05 October 2022

Community activism and the story of Scottish law centres – Article by Mike Dailly, Govan Law Centre

SCOTLAND’s law centre history is a remarkable story. And it’s a Glasgow story.

I met Paul Brown, Principal Solicitor at Legal Services Agency (LSA) at Sartis – an old favourite for many a Glaswegian. Paul retired from LSA on Friday after putting in a 42-year shift as a law centre solicitor.

I wanted to capture and share some of his insights over those decades, as well as thank him for his remarkable and pioneering work that has helped so many people across Scotland and beyond.

We started where it began for Scottish law centres: Castlemilk, 1979. The only law centre in Scotland back then.

As Paul explained: “I remember where the reasonableness eviction defence came from when I was at Castlemilk Law Centre. The Tenants’ Rights, Etc. (Scotland) Act 1980 had just given tenants new rights. Security of tenure was introduced to stop local authorities evicting people exercising their right to buy”.

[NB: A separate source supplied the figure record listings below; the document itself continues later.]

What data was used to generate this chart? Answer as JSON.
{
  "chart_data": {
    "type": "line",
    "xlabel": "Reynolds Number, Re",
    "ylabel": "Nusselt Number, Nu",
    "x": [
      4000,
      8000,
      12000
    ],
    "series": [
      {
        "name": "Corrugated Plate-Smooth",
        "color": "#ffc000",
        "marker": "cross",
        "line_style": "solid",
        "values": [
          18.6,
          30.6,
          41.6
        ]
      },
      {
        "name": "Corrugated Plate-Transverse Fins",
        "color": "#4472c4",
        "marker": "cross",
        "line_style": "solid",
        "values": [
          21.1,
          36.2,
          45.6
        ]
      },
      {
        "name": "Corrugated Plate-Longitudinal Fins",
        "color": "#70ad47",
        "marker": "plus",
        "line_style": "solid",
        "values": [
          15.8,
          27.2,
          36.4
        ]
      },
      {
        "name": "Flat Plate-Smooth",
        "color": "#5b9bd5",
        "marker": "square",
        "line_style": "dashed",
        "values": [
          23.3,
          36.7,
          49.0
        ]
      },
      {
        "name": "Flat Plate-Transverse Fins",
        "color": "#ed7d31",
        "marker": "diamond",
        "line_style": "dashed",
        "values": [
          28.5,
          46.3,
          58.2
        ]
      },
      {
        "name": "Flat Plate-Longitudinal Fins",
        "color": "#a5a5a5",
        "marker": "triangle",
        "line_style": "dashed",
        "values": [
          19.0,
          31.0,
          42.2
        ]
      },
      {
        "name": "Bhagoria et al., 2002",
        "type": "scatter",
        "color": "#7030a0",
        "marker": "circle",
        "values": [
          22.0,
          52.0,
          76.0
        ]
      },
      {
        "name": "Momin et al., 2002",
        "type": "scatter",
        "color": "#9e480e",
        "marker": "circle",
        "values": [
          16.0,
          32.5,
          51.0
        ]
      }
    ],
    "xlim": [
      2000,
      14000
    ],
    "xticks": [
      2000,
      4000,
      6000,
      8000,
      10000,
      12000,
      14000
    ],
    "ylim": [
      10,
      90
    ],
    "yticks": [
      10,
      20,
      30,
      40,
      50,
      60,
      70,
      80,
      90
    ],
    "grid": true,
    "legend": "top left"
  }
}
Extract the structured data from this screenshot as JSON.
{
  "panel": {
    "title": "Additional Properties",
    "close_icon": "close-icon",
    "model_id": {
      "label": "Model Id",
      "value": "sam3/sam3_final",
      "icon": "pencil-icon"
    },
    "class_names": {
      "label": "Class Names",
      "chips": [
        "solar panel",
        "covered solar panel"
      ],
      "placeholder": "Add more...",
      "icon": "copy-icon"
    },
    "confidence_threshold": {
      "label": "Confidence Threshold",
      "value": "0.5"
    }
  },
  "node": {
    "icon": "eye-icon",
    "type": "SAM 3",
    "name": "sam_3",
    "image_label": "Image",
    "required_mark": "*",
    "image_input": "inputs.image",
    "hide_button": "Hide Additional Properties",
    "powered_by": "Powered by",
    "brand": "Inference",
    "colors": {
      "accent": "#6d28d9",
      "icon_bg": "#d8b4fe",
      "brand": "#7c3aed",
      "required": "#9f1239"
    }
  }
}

“I phoned advocate Jonathan Mitchell in the early 1980’s and said we’re getting all these people coming in with secure tenancies facing eviction what can we do? He explained the reasonableness defence”.

“No-one else had identified that you could defend rent arrears and anti-social behaviour cases on the grounds of reasonableness. It hadn’t occurred to anyone in Scotland and the reason Jonathan knew about it was he’d studied English private sector law where people did indeed use reasonableness as a defence”.

The very first written note of defence in a Scottish eviction case came from Paul appearing at Glasgow Sheriff Court before Sheriff Kenneth Mitchell. The sheriff told him if you’re going to talk so long you might as well do a written note of defence within 14 days. The rest was history – including recalling evictions decrees.

“It all began with people in Castlemilk coming in saying this is an injustice, is there a remedy? It was making the connection between someone who knew about it and getting on with it. At that time the sheriff clerk stood at the door of the court saying go and see the housing department as it was thought there was no defence in rent arrears cases”.

Scottish law centres emerged from the Glasgow and Clydeside community activism that can be traced to the First World War and rent strikes across the city. It was non-lawyer, community activists who demanded their working-class communities get their own lawyers. And it was Glasgow City council who were prepared to fund them, even although they’d act for tenants against them.

In the 1980’s Paul wrote “Dampness and the Law” with Angus McIntosh from Castlemilk Law Centre. He explained to me that when the Clean Air Act provisions came into force in Glasgow many landlords in the 1970s removed coal fires and didn’t put in any other form of heating.

In 1979 energy prices shot up dramatically with a drop in the supply of oil following the Iranian revolution. Back then it was costing tenants ÂŁ20 a week to heat their home and no-one could afford that. Glasgow law centres would go on to pursue litigation to get homes insulated and central heating systems installed.

In November 1989, Paul left Castlemilk to head up LSA – Scotland’s second law centre above a fish and chip shop in Glasgow’s Fox Street. He hit the ground running thanks to the close relationship with the Technical Services Agency – community activists and architects – who were on his board.

Paul explained how the new law centre was an instant success: “What launched LSA to the public was we won a condensation dampness claim for child asthma against the council and the Daily Record did a two-page spread about it in November 1989. That and working closely with the Glasgow tenant’s rights movement meant we immediately had more work than we could manage”.

He reminds me how Scottish homeowners never used to be able to defend mortgage repossessions: “I had met a housing lawyer in London and he was gobsmacked that Scotland had no defence for eviction of homeowners with mortgage arrears. I talked to Jim Gray at Drumchapel Law Centre, who wrote to the Scottish Minister and she wrote back unsympathetically and you wrote an article about it”.

This led to a Scottish law centres campaign with the former MSP Cathie Craigie introducing a member’s bill that was passed in 2001 to change the law.

For Paul, the future for Scottish law centres will be successful so long as they retain their fundamental principles and relationships with communities and local activists: “We need to stop adverse childhood experience; stop the threat of eviction; stop domestic violence”.

He believes law centres have an essential part to play in helping make Scotland a better country. Meeting the unmet legal needs of local communities and protecting people better.